Z karmieniem mam podobnie. Porobiły mi się zastoje. Walczyłam jak mogłam. Pojedynczym laktatorem, podwójnym, wspomagaczami . Nic nie pomagało. Moje dziecko jadło dziennie tylko dwa razy moje mleko, bo ściągałam tak małe ilości. W końcu zaczęła pluc moim mlekiem. Krzywiła się jakbym jej dawała cytrynę. Laktacja jest również dla mnie mega trudnym tematem. Był to dla mnie dużo cięższy etap niż połóg. Poddałam się po 3 miesiącach. Jest bardzo duży nacisk na karmienie piersią, a bardzo mało się mówi o tym jakie to trudne.
z córką miałam podobnie jak ty z Nelą,ale w końcu się dogadałyśmy jednak po 8 miesiącach na piersi jednego dnia odrzucił pierś i nie było sensu z tym dyskutować
Ja miałam też problem z karmieniem piersią i też mam traumę z tego powodu. Po porodzie córka nie mogła złapać mi piersi pokarm leciał ale ani kapturki ani nic nie pomagało też.Powiedzialam że może ma moja córka za krótkie wędzidełko to powiedzieli mi że najwidoczniej nie widziałam krótkiego skoro tak twierdzę po czym wyszło na moje gdy przychodziła pediatra ale było już za późno...bo pokarm mi zanikł a ja się załamałam.
Rozumiem co przeszłaś z karmieniem.
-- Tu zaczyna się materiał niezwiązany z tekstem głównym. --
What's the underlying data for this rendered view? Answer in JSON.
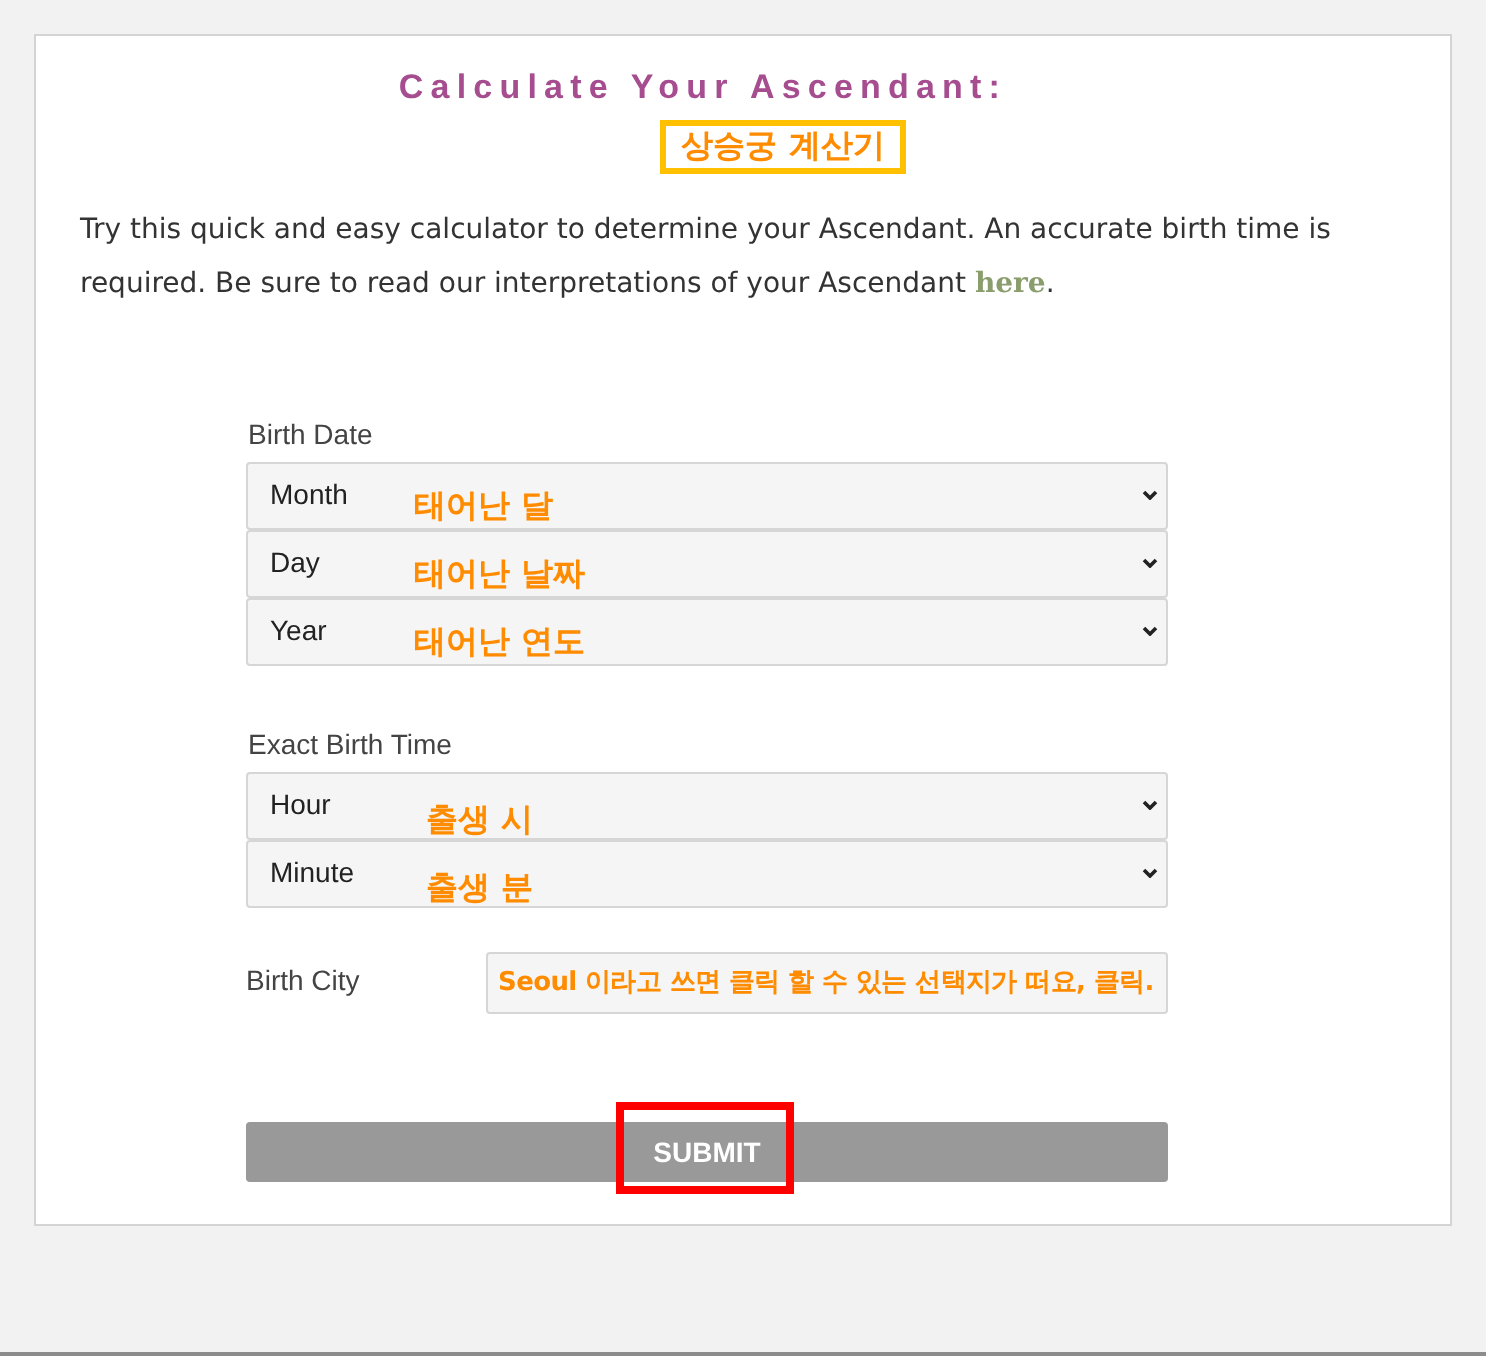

Moja córeczka odrzuciła pierś z dnia na dzień jak Twoja Nela. To jest trauma jak dziecko płacze przy piersi pełnej mleka z głodu. Doradca laktacyjny też nam nie pomógł, płakałam chyba przez tydzień codziennie z bezsilności. Byłam taka zawzięta, że zdecydowałam że będę ją karmić moim odciągniętym pokarmem i udało się przez 9 miesięcy... Ale przypłaciłam to zdrowiem (zapalenia itd) także nigdy więcej bym się nie zdecydowała na takie karmienie. Po przeszukiwaniu neta teraz wiem że takie przypadki dobrze skonsultować z neurologopedą. Pamiętaj że jesteś najlepszą mamą!!!
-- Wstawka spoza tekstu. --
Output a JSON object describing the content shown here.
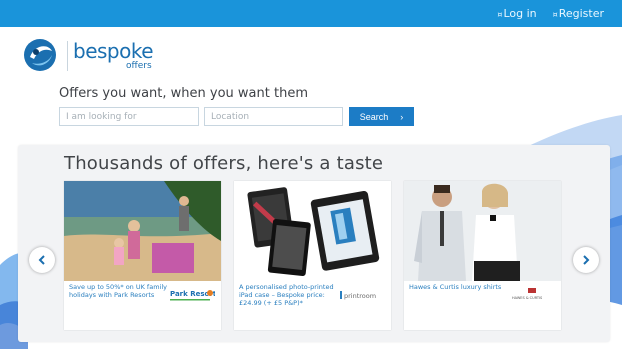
{
  "header": {
    "login": "Log in",
    "register": "Register",
    "login_prefix": "¤",
    "register_prefix": "¤"
  },
  "brand": {
    "name": "bespoke",
    "sub": "offers"
  },
  "hero": {
    "tagline": "Offers you want, when you want them",
    "search_placeholder": "I am looking for",
    "location_placeholder": "Location",
    "search_label": "Search",
    "search_arrow": "›"
  },
  "offers": {
    "title": "Thousands of offers, here's a taste",
    "items": [
      {
        "description": "Save up to 50%* on UK family holidays with Park Resorts",
        "brand": "Park Resorts"
      },
      {
        "description": "A personalised photo-printed iPad case – Bespoke price: £24.99 (+ £5 P&P)*",
        "brand": "printroom"
      },
      {
        "description": "Hawes & Curtis luxury shirts",
        "brand": "HAWES & CURTIS"
      }
    ],
    "prev_icon": "chevron-left-icon",
    "next_icon": "chevron-right-icon"
  },
  "colors": {
    "topbar": "#1a94da",
    "brand_blue": "#1b6fb0",
    "link_blue": "#2a7fbf",
    "button": "#1c7cc6"
  }
}
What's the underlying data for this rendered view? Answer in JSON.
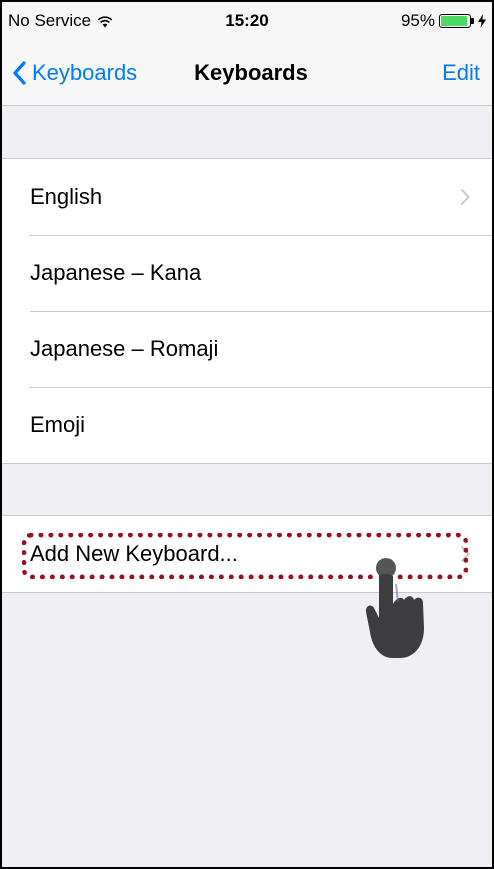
{
  "status": {
    "carrier": "No Service",
    "time": "15:20",
    "battery_percent": "95%",
    "battery_level": 0.95
  },
  "nav": {
    "back_label": "Keyboards",
    "title": "Keyboards",
    "edit_label": "Edit"
  },
  "keyboards": [
    "English",
    "Japanese – Kana",
    "Japanese – Romaji",
    "Emoji"
  ],
  "add_keyboard_label": "Add New Keyboard...",
  "colors": {
    "tint": "#007aff",
    "highlight": "#9a0e1d",
    "battery": "#4cd964"
  },
  "icons": [
    "wifi-icon",
    "battery-icon",
    "charging-bolt-icon",
    "back-chevron-icon",
    "disclosure-chevron-icon",
    "pointing-hand-icon"
  ]
}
Ciekawe bo w szkole rodzenia mówili ze cc to duży stres dla dziecka. Dla matki z pewnością tez. Cc to operacja. Wykonuje się ją w momencie gdy zagrożone jest życie matki lub dziecka wiec stres jest z pewnością ogromny. Nie wiem skąd takie wnioski
@@sylwiaprzybyszofficial8887 tak powinno być * niestety teraz cesarka traktowana jest jako „wygoda”. Z tym, ze dla ciała matki i dziecka cc niestety jest gorsze, ja się bałam cesarki byłam dumna ze udało się sn. Drugie tez mam nadzieje się uda.